Foreign media news on November 14: Brazil has become the first country in the world to allow the import of genetically modified wheat flour. However, Argentina is unlikely to export soon in the face of opposition from Brazilian flour mills and global consumers.
As wheat prices rise and fears that bad weather may threaten food security intensify, genetically modified wheat is triggering broader global discussion. Although GM soybeans and corn have been accepted worldwide for a long time, these GM crops are mainly used for livestock rather than human consumption.
Brazil’s biosafety agency CTNBio said the decision to approve the import only applies to wheat flour. Brazilian flour mills have threatened to boycott Argentine GM wheat and said they would seek legal recourse to reverse the decision.

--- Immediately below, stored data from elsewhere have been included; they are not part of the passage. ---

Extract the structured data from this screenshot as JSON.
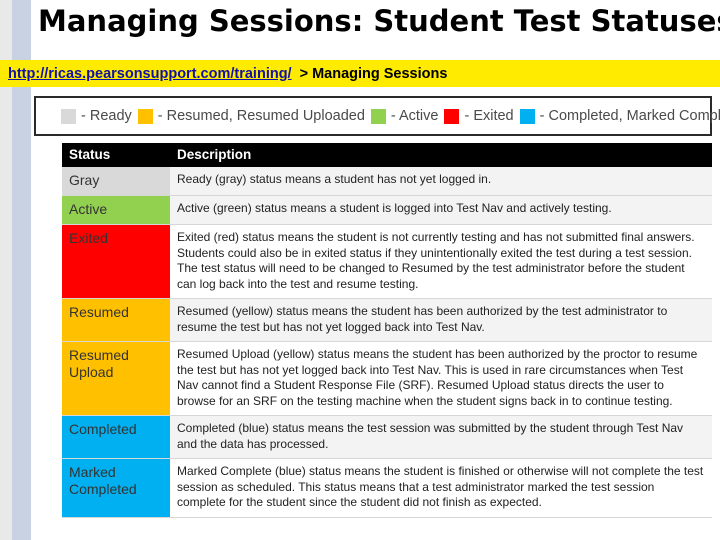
{
  "title": "Managing Sessions: Student Test Statuses",
  "breadcrumb": {
    "url": "http://ricas.pearsonsupport.com/training/",
    "separator": ">",
    "current": "Managing Sessions"
  },
  "legend": [
    {
      "label": "- Ready",
      "color": "#d9d9d9"
    },
    {
      "label": "- Resumed, Resumed Uploaded",
      "color": "#ffc000"
    },
    {
      "label": "- Active",
      "color": "#92d050"
    },
    {
      "label": "- Exited",
      "color": "#ff0000"
    },
    {
      "label": "- Completed, Marked Complete",
      "color": "#00b0f0"
    }
  ],
  "table": {
    "headers": [
      "Status",
      "Description"
    ],
    "rows": [
      {
        "status": "Gray",
        "status_bg": "#d9d9d9",
        "desc_bg": "#f3f3f3",
        "description": "Ready (gray) status means a student has not yet logged in."
      },
      {
        "status": "Active",
        "status_bg": "#92d050",
        "desc_bg": "#f3f3f3",
        "description": "Active (green) status means a student is logged into Test Nav and actively testing."
      },
      {
        "status": "Exited",
        "status_bg": "#ff0000",
        "desc_bg": "#ffffff",
        "description": "Exited (red) status means the student is not currently testing and has not submitted final answers. Students could also be in exited status if they unintentionally exited the test during a test session. The test status will need to be changed to Resumed by the test administrator before the student can log back into the test and resume testing."
      },
      {
        "status": "Resumed",
        "status_bg": "#ffc000",
        "desc_bg": "#f3f3f3",
        "description": "Resumed (yellow) status means the student has been authorized by the test administrator to resume the test but has not yet logged back into Test Nav."
      },
      {
        "status": "Resumed Upload",
        "status_bg": "#ffc000",
        "desc_bg": "#ffffff",
        "description": "Resumed Upload (yellow) status means the student has been authorized by the proctor to resume the test but has not yet logged back into Test Nav. This is used in rare circumstances when Test Nav cannot find a Student Response File (SRF). Resumed Upload status directs the user to browse for an SRF on the testing machine when the student signs back in to continue testing."
      },
      {
        "status": "Completed",
        "status_bg": "#00b0f0",
        "desc_bg": "#f3f3f3",
        "description": "Completed (blue) status means the test session was submitted by the student through Test Nav and the data has processed."
      },
      {
        "status": "Marked Completed",
        "status_bg": "#00b0f0",
        "desc_bg": "#ffffff",
        "description": "Marked Complete (blue) status means the student is finished or otherwise will not complete the test session as scheduled. This status means that a test administrator marked the test session complete for the student since the student did not finish as expected."
      }
    ]
  }
}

Gustavo edigoras, President of the Argentine chamber of Commerce for grain exporters (ciara-cec), said that the decision was made by a technical institution, but it is important to understand the needs of the Brazilian market. It seems that Brazilian consumers do not want Argentine GM wheat. The Brazilian flour processing Association (abitrigo) said it would ask the president’s office to convene the national biosafety committee to review the decision. The organization had previously threatened to stop buying Argentine wheat and turn to other countries if Brazil approved the import of the genetically modified drought resistant wheat. Alan sudman, chief commodity economist at stonex, said that if Brazil refused to buy because of fear of strong consumer opposition, it could lead to a surge in demand for U.S. wheat. In the final analysis, it depends on consumers and what consumers are willing to accept.

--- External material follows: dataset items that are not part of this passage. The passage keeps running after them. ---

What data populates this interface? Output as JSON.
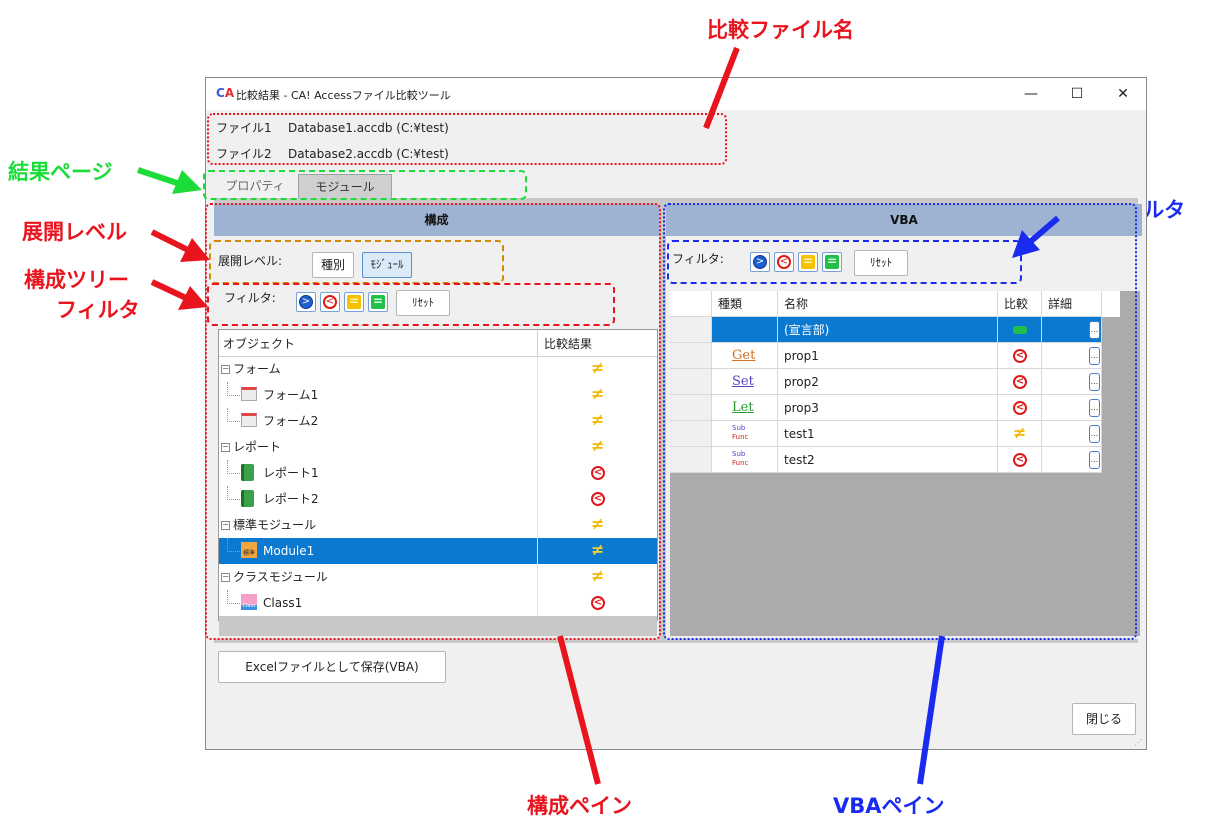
{
  "annotations": {
    "file_name": "比較ファイル名",
    "result_page": "結果ページ",
    "expand_level": "展開レベル",
    "tree_filter_1": "構成ツリー",
    "tree_filter_2": "フィルタ",
    "vba_filter": "VBAフィルタ",
    "structure_pane": "構成ペイン",
    "vba_pane": "VBAペイン"
  },
  "window": {
    "title_logo_c": "C",
    "title_logo_a": "A",
    "title": "比較結果 - CA! Accessファイル比較ツール",
    "minimize": "—",
    "maximize": "☐",
    "close": "✕"
  },
  "files": [
    {
      "label": "ファイル1",
      "value": "Database1.accdb (C:¥test)"
    },
    {
      "label": "ファイル2",
      "value": "Database2.accdb (C:¥test)"
    }
  ],
  "tabs": {
    "properties": "プロパティ",
    "module": "モジュール"
  },
  "structure": {
    "header": "構成",
    "expand_label": "展開レベル:",
    "expand_type": "種別",
    "expand_module": "ﾓｼﾞｭｰﾙ",
    "filter_label": "フィルタ:",
    "reset": "ﾘｾｯﾄ",
    "col_object": "オブジェクト",
    "col_result": "比較結果",
    "rows": [
      {
        "label": "フォーム",
        "result": "≠",
        "level": 0,
        "icon": "form-group"
      },
      {
        "label": "フォーム1",
        "result": "≠",
        "level": 1,
        "icon": "form-icon"
      },
      {
        "label": "フォーム2",
        "result": "≠",
        "level": 1,
        "icon": "form-icon"
      },
      {
        "label": "レポート",
        "result": "≠",
        "level": 0,
        "icon": "report-group"
      },
      {
        "label": "レポート1",
        "result": "<",
        "level": 1,
        "icon": "report-icon"
      },
      {
        "label": "レポート2",
        "result": "<",
        "level": 1,
        "icon": "report-icon"
      },
      {
        "label": "標準モジュール",
        "result": "≠",
        "level": 0,
        "icon": "module-group"
      },
      {
        "label": "Module1",
        "result": "≠",
        "level": 1,
        "icon": "module-icon",
        "selected": true
      },
      {
        "label": "クラスモジュール",
        "result": "≠",
        "level": 0,
        "icon": "class-group"
      },
      {
        "label": "Class1",
        "result": "<",
        "level": 1,
        "icon": "class-icon"
      }
    ],
    "module_icon_text": "標準",
    "class_icon_text": "Class"
  },
  "vba": {
    "header": "VBA",
    "filter_label": "フィルタ:",
    "reset": "ﾘｾｯﾄ",
    "col_kind": "種類",
    "col_name": "名称",
    "col_compare": "比較",
    "col_detail": "詳細",
    "rows": [
      {
        "kind": "",
        "name": "(宣言部)",
        "compare": "=",
        "selected": true
      },
      {
        "kind": "Get",
        "name": "prop1",
        "compare": "<"
      },
      {
        "kind": "Set",
        "name": "prop2",
        "compare": "<"
      },
      {
        "kind": "Let",
        "name": "prop3",
        "compare": "<"
      },
      {
        "kind": "SubFunc",
        "name": "test1",
        "compare": "≠"
      },
      {
        "kind": "SubFunc",
        "name": "test2",
        "compare": "<"
      }
    ],
    "sub_top": "Sub",
    "sub_bottom": "Func",
    "detail_button": "..."
  },
  "buttons": {
    "save_excel": "Excelファイルとして保存(VBA)",
    "close": "閉じる"
  },
  "colors": {
    "annotation_red": "#e8141e",
    "annotation_green": "#1bdc38",
    "annotation_blue": "#1a2bf0",
    "selection": "#0b79d0",
    "pane_header": "#9db3d1"
  }
}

At present, only a small number of Argentine farms try to grow transgenic wheat that can resist drought and tolerate the common herbicide glufosinate. The developer of this wheat is bioceres. Sources at the company said they would seek approval from other major markets before seeking commercial sales of GM wheat. According to the information disclosed by the company, Argentina has experimentally planted about 55000 hectares of transgenic wheat.
Argentine grain exporters have asked the government to determine which farmers are planting GM wheat in order to stop buying from these areas. Santiagodel solar grows GM wheat in Buenos Aires Province, Argentina. He said that the final decision is in the hands of Brazilian flour mills and consumers. Regulators agree that it is good, but ultimately wheat is sold to flour mills and consumers. If they don’t accept it, there will still be big problems.
As of October 19 this year, Argentina had exported a total of 8.424 million tons of wheat, of which about 50% were exported to Brazil. Most of Brazil’s wheat imports depend on its southern neighbors.
Francisco santiran, an Argentine farmer who grows wheat in Buenos Aires Province, said he would wait for other countries to approve the import of wheat varieties before planting GM wheat. No matter how much Brazil accepts, it is reasonable to wait a year to see how other countries importing wheat from Argentina react.